The plot is deceptively simple – one of Zelazny's usual Ubermenschen is detailled to give an alien a tour of a shattered Earth, its real estate effectively up for the sale to the highest bidder. They are joined by assorted friends, enemies and frenemies, against a backdrop of monuments and mutants. It being pulp – there is a lot of conflict. It being Zelazny – a most conversational author – most of is verbal.
This Immortal (which I keep wanting to call My Immortal, after the notorious Harry Potter fanfic) has its faults. The novel is short to the point of being brusque in its set-up and execution. Were it not for the con coming to fruition at the end would feel as if Zelazny simply tired of the conceit. The superimposition of Greek mythology onto the mutants feels like a crude dry-run for the greater sophistication he was to employ in adapting the Hindu pantheon for Lord of Light. And while pretty good by the standards of the time, This Immortal still presents a fairly masculinist view of the future and the people who inhabit it.

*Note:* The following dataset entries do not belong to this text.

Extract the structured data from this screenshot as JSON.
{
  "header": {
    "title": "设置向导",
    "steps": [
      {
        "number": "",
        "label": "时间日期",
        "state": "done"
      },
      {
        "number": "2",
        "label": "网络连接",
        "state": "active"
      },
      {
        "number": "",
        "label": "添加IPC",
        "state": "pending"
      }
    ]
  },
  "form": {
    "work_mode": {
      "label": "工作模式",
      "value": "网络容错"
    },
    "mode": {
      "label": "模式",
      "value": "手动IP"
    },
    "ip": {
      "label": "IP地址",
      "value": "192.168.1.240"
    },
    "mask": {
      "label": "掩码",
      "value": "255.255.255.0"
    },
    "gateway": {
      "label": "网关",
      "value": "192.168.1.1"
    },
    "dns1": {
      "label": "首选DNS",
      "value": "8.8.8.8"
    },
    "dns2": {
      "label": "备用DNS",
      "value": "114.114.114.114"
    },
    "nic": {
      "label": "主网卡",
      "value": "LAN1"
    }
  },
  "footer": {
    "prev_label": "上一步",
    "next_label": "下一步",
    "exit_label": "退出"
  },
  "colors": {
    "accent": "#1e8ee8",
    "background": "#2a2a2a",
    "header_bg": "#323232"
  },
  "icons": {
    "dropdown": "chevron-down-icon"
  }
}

But Zelazny also uses this little puzzle box of a book to nod to colonialism and anti-colonial resistance, to the complicity of native culture with the former as well as its underpinning of the latter. There's a wonderful comic scene covering all these bases in which the tour party witness the dismantling of the Great Pyramid, which is ostensibly being done so that the film can be played in reverse to recreate its construction.
This, I think, illustrates why it bagged a Hugo back in the late sixties. This Immortal might be pulp, but it's pulp with depth.